Associations divided on impact of Jones’ QAR advice reforms
While the Financial Services Council (FSC) largely supports the final tranche of Delivering Better Financial Outcomes reforms, the Financial Advice Association of Australia (FAAA) is “deeply concerned” about its negative implications on the industry.
Minister for Financial Services Stephen Jones unveiled the final response to the Quality of Advice Review on 7 December in Canberra.
Within this announcement, Jones outlined a new classification called ‘qualified advisers’ to enable licensed financial institutions including banks and insurers to provide simple advice.
“The government will expand the role of superannuation funds in providing advice to their members. Today, I can go further and announce that this model will apply across all financial institutions: superannuation funds, life and general insurers and banks,” Jones said.
Unlike bank advisers pre-Hayne Royal Commission, this new type of adviser will be prohibited from charging a fee and receiving commission.
In addition, Statements of Advice (SOAs) documents will now be replaced by an advice record that provides information in plain English.

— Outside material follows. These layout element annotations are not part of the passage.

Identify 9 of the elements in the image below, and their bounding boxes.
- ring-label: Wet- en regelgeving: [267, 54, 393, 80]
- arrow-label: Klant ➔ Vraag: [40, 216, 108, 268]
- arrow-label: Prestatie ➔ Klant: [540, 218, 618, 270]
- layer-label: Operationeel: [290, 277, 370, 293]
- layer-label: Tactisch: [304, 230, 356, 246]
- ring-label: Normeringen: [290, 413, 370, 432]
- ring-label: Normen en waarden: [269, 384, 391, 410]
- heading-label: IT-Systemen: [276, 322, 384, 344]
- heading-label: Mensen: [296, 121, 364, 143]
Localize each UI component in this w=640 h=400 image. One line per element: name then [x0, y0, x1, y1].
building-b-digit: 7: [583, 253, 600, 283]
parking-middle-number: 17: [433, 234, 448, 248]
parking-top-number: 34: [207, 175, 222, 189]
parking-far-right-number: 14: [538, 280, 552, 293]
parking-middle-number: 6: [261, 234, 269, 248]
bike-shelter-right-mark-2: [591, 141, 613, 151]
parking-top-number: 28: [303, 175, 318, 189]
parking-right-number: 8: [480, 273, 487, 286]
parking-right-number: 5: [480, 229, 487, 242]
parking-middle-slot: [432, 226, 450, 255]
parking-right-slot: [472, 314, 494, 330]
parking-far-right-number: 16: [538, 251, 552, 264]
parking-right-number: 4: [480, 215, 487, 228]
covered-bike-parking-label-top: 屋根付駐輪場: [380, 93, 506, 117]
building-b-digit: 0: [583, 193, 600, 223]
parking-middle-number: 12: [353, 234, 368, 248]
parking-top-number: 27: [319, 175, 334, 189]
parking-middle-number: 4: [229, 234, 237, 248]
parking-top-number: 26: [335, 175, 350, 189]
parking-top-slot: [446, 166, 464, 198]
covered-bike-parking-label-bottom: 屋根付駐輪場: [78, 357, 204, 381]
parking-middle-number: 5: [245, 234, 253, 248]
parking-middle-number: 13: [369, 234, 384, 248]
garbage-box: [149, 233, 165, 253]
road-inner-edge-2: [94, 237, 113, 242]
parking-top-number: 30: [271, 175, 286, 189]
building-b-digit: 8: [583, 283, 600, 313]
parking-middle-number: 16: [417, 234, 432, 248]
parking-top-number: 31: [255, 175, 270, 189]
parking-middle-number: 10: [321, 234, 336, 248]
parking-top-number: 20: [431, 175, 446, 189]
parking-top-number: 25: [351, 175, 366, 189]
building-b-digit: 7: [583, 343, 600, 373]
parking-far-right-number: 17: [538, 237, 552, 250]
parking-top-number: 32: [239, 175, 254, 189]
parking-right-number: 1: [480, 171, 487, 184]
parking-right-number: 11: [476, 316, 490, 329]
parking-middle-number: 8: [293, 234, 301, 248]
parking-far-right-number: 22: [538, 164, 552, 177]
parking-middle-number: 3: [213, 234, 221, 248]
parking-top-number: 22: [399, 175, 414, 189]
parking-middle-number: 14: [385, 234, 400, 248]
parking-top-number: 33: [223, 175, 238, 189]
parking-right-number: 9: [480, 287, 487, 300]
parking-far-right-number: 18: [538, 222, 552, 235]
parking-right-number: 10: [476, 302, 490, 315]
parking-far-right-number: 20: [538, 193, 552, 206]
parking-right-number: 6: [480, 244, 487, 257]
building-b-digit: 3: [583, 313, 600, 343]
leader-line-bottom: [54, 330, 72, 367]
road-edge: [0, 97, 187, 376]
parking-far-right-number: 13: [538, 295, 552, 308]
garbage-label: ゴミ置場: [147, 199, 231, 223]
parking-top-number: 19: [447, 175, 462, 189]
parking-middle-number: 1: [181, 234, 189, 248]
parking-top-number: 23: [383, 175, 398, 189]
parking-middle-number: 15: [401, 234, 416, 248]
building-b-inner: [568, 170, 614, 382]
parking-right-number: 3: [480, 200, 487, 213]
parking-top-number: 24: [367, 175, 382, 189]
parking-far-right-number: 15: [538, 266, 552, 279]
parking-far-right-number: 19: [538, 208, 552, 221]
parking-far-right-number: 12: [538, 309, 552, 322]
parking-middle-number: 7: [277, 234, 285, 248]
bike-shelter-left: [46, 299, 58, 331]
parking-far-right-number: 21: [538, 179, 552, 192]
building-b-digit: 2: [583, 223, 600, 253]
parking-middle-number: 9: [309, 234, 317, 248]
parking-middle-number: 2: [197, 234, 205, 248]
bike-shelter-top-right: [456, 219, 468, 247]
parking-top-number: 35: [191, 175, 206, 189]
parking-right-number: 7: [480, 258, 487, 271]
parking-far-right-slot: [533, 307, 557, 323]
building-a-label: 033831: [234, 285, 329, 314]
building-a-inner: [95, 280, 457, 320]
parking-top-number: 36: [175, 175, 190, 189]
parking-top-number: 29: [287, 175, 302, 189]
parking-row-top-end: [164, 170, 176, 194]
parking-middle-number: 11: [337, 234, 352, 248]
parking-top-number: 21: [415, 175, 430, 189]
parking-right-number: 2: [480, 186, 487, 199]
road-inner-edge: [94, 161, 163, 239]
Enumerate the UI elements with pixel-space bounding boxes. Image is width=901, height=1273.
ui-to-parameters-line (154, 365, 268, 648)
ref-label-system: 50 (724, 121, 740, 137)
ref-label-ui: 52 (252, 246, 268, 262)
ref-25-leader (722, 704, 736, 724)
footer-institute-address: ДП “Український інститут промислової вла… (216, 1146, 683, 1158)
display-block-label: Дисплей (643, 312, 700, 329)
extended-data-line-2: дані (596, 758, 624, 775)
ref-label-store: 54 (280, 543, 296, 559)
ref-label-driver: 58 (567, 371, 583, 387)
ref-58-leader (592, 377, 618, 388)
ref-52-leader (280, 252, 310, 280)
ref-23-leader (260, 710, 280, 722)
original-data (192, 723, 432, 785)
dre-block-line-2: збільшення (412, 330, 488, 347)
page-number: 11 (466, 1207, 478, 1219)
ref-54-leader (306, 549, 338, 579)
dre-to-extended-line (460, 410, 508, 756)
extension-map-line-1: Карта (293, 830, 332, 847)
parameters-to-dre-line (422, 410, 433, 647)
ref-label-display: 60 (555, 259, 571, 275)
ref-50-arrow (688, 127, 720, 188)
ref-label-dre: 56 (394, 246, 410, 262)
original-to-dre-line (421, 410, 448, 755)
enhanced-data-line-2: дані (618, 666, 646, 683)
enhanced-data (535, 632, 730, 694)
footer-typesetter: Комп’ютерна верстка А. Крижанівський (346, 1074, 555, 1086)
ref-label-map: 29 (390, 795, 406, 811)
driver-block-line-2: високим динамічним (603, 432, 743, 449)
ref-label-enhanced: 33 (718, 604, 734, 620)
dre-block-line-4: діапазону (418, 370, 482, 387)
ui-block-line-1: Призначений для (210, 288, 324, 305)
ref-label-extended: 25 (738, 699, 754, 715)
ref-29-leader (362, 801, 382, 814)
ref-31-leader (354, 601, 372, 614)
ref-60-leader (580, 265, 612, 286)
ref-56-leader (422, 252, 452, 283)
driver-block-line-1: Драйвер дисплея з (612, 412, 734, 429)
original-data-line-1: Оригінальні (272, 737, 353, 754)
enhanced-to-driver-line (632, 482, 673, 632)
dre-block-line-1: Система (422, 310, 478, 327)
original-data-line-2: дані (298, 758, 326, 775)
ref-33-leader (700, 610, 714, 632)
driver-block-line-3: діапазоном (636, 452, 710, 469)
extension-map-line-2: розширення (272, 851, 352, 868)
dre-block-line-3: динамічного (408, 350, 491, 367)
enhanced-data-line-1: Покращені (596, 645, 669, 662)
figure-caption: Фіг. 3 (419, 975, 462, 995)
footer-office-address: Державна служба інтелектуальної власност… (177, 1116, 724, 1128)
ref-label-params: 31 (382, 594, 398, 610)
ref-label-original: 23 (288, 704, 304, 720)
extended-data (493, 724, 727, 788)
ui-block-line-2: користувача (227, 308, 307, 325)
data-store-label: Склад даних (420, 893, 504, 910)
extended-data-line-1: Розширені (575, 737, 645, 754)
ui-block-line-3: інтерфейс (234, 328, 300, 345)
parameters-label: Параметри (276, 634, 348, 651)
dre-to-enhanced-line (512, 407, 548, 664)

“The record must be clear, concise and effective and actually help the client make an informed decision about the advice they have received,” Jones said.
They must also address the subject matter, the advice, the reasons for advice and the cost of advice as well as any benefits received by the adviser.
In response, numerous industry bodies have provided a mixed reaction to these frameworks to remove safe harbour steps and introduce a new class of adviser.
The FAAA painted a worrying picture, saying it could wind the clock back five years.
“There is little detail available at this stage, but on the face of it we are deeply concerned at the direction of these announcements,” said Sarah Abood, chief executive of the FAAA.
Abood believes the reforms appear to invalidate the hard work and pain involved in forming the advice profession and winning consumers’ trust.
She continued: “Specifically, the Minister has announced that any financial institution will be able to provide personal financial advice to consumers, using people who are not financial advisers – yet who would be called “qualified advisers”.
“There is no detail on the qualifications that would be required, however they would be substantially less than what is currently required to provide financial advice. Thus, the proposed term is self-contradictory and extremely likely to confuse consumers.”
While the FAAA noted some positives in the announcement, such as shorter SOAs and removing safe harbour steps, it doubled down on the confusing effect the ‘qualified advisers’ classification will have on consumers.
“We will have plenty more to say on this in the days and weeks to come. In the meantime, we will be engaging members to ensure the final legislation delivers on the intent and goals of the review, to help consumers get the high-quality financial advice they need.”
Blake Briggs, FSC chief executive, offered a differing reaction and largely supported the reforms.
He said: “The government’s policy commitment to abolish the safe harbour steps and simplify SOAs are key to reducing the excessive regulatory cost burden on financial advice.”
According to FSC research, the removal of the safe harbour steps and simplifying disclosures could potentially decrease the cost of providing advice by nearly 40 per cent.
“Superannuation funds are an important source of advice for consumers, particularly as they approach retirement, and the government’s policy has the capacity to unlock industry investment in retirement advice and low-cost digital advice solutions,” Briggs continued.
“Every consumer has unique retirement needs and the government’s recent consultation on expanding the suite of retirement income products available to consumers will not be successful without greater access to personal advice at retirement.”
Renato Mota, Insignia Financial CEO, also welcomed the government’s final response to increase the accessibility of advice.
“We know Australians are looking for affordable, accessible financial guidance and we are excited at the potential these changes have to improve financial wellbeing for more Australians,” he commented.
“We’ve needed a broad advice continuum that considers the needs of many and reaches more people. The reduction of red tape and the introduction of a new class of qualified advisers alongside professional financial advisers across all financial institutions, including superannuation funds, are the right steps forward to deliver simple advice at scale and increase accessibility.”
The Stockbrokers and Investment Advisers Association (SIAA) shared its support for banks being included in the personal advice model, as well as insurers and super funds.
“We support financial institutions as well as superannuation funds being allowed to give customers simple, quality personal advice, with safeguards built in to ensure consumer protection. We are pleased to see that the Minister also recognises the important role that digital advice will play in increasing consumer access," said Judith Fox, SIAA chief executive.
“Replacing the compliance-focused statements of advice with a consumer-focused advice record that is in plain English and provides the information the consumer needs to make an informed decision is a great step forward, as is modernising the best interests duty to ensure customers receive helpful advice, including on single or limited scope issues."